Allah kendisine isyan edenleri ahiret
hayatında cezalandıracağını, isyanda ileri gidenleri ise bu dünyada
da helâk edeceğini bildiriyor. O kavimleri helâke götüren
sebepleri Kur’an da anlatıyor ve bizlerin ibret almamızı, onların
yaptığı hataları yapmamamızı istiyor. Şayet onların yaptığı
hataları yaparsak varacağımız sonuç onlarla aynı olacak. Nuh
kavminin yok edildiğini kavrayabilmemiz için, bizlere ispat olarak
O’nun gemisini gösteriyor; “Andolsun ki onu (Nuh’un gemisi)
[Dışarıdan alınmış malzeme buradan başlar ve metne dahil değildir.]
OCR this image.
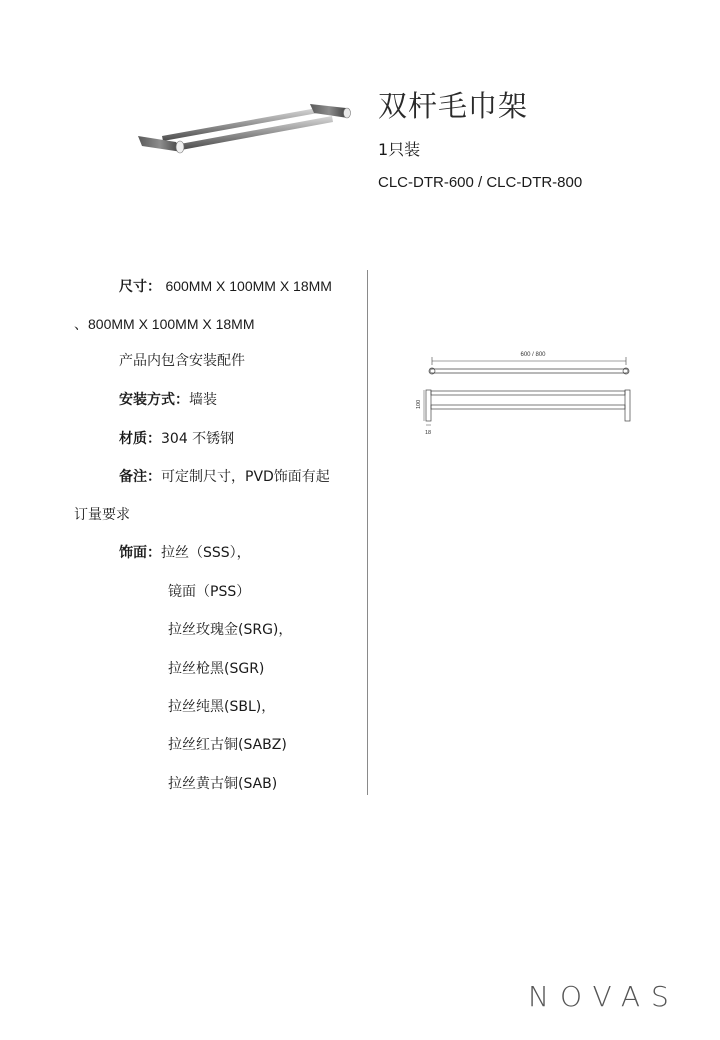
双杆毛巾架
1只装
CLC-DTR-600 / CLC-DTR-800
尺寸： 600MM X 100MM X 18MM
、800MM X 100MM X 18MM
产品内包含安装配件
安装方式：墙装
材质：304 不锈钢
备注：可定制尺寸，PVD饰面有起
订量要求
饰面：拉丝（SSS），
镜面（PSS）
拉丝玫瑰金(SRG)，
拉丝枪黑(SGR)
拉丝纯黑(SBL)，
拉丝红古铜(SABZ)
拉丝黄古铜(SAB)
600 / 800
100
18
NOVAS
bir ibret olarak bıraktık, ibret alan yok mudur?” (Kamer-15)
Bugün yok edilişini okuyacağımız
Ad kavminin başına gelenlere ispat olarak da, onların binlerce yıl
önce yaşamış oldukları memleketlerini harabelerini gösteriyor.
Bir şehrin harabelerine bakılınca, o şehirde yaşanmış bir felâketin
olduğunun anlaşılacağını söylüyor;” Âd ve Semûd'u da
(helâk ettik). Sizin için, (onların başına nelerin geldiği)
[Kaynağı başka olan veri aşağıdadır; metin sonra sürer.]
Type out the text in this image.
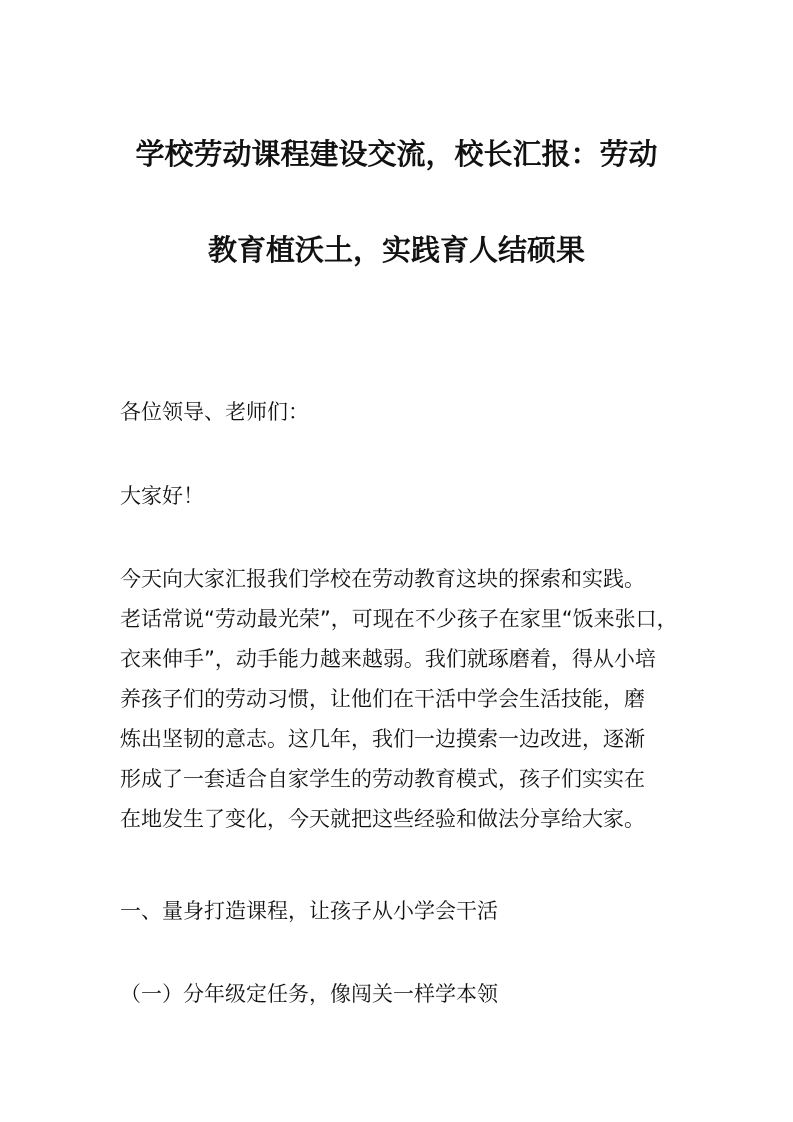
学校劳动课程建设交流，校长汇报：劳动
教育植沃土，实践育人结硕果
各位领导、老师们：
大家好！
今天向大家汇报我们学校在劳动教育这块的探索和实践。
老话常说“劳动最光荣”，可现在不少孩子在家里“饭来张口，
衣来伸手”，动手能力越来越弱。我们就琢磨着，得从小培
养孩子们的劳动习惯，让他们在干活中学会生活技能，磨
炼出坚韧的意志。这几年，我们一边摸索一边改进，逐渐
形成了一套适合自家学生的劳动教育模式，孩子们实实在
在地发生了变化，今天就把这些经验和做法分享给大家。
一、量身打造课程，让孩子从小学会干活
（一）分年级定任务，像闯关一样学本领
oturdukları yerlerden apaçık anlaşılmaktadır. Şeytan onlara
yaptıkları işleri güzel gösterip onları doğru yoldan çıkardı.
Oysa bakıp (hakikatı) görebilecek durumdaydılar.” (Araf-38)
Ad kavminin durumunu kısaca anlatıyorum;
Helâk ile ilgili ayetleri sona alıyorum, ibretle okuyalım:
Tufandan sonra insanlar tekrar çoğalıp
yeryüzünün çeşitli yerlerine yerleştiler. Kalabalık
topluluklar halinde yaşamaya başladılar. Bu topluluklardan birisi
de Ad kavmi idi. Ad kavmi Yemen’in güneyinde, deniz sahiline çok
yakın bir yerde, etrafı yüksek kum tepeleri ile çevrilmiş, bol
suları, verimli arazileri, her çeşit meyve veren ağaçlarla
donatılmış bağ ve bahçeleri ile cennet misali vatanlarında
bolluk ve refah içerisinde yaşıyorlardı. Bolluk ve refah
kendilerini azdırmış, bir müddet sonra Allah’a ortak koştukları
putlara tapmaya başlamışlardı. Herkes kendini büyük görüp, gücü
yeteni eziyordu. Haksızlık ve gariplere zulüm alabildiğince hızla
devam ediyordu.
Allah
cc, Hud (as) ı bu topluluğa Peygamber olarak gönderdi. İkazına
aldırmadılar. Nuh Peygambere yapılan hakaretleri Hud (as)a da
yaptılar. Allah cc, Ad kavminin memleketine tam üç yıl bir damla
bile yağmur vermedi. Bu üç yıl içerisinde kadınlarından hiç
biri hamile kalmadı. Yağmursuzluktan her taraf kuruyor ve
nesilleri de devam etmiyordu. Kurak geçen üç senenin sonunda,
daha önceki o verimli memleket çöle dönmüş, kıtlık hat
safhaya ulaşmış, insanlar açlıktan ölüyorlardı. Bütün bu
felaketlere rağmen hâlâ isyanlarında ve zulümlerinde ısrar
ediyorlardı. Üç yıl kuraklıktan sonra gök yüzünde ilk defa
bir siyah bulut belirmişti. “İşte beklediğimiz yağmuru
getiren bulut” diye koştular, ama gelen yağmur değil onları
toptan yok edecek olan felaket idi.
OLAYI ANLATAN AYETLERDEN BAZILARI:
(Peygamberlerin tebliğ esnasında
uyguladıkları muazzam metodlara dikkat etmeliyiz. Kendisine
hakaret edip dövenlere “ey kavmim” diye nasıl da sabırlı
hitab ediyor. Nuh as.ın durumunu da tekrar hatırlayalım)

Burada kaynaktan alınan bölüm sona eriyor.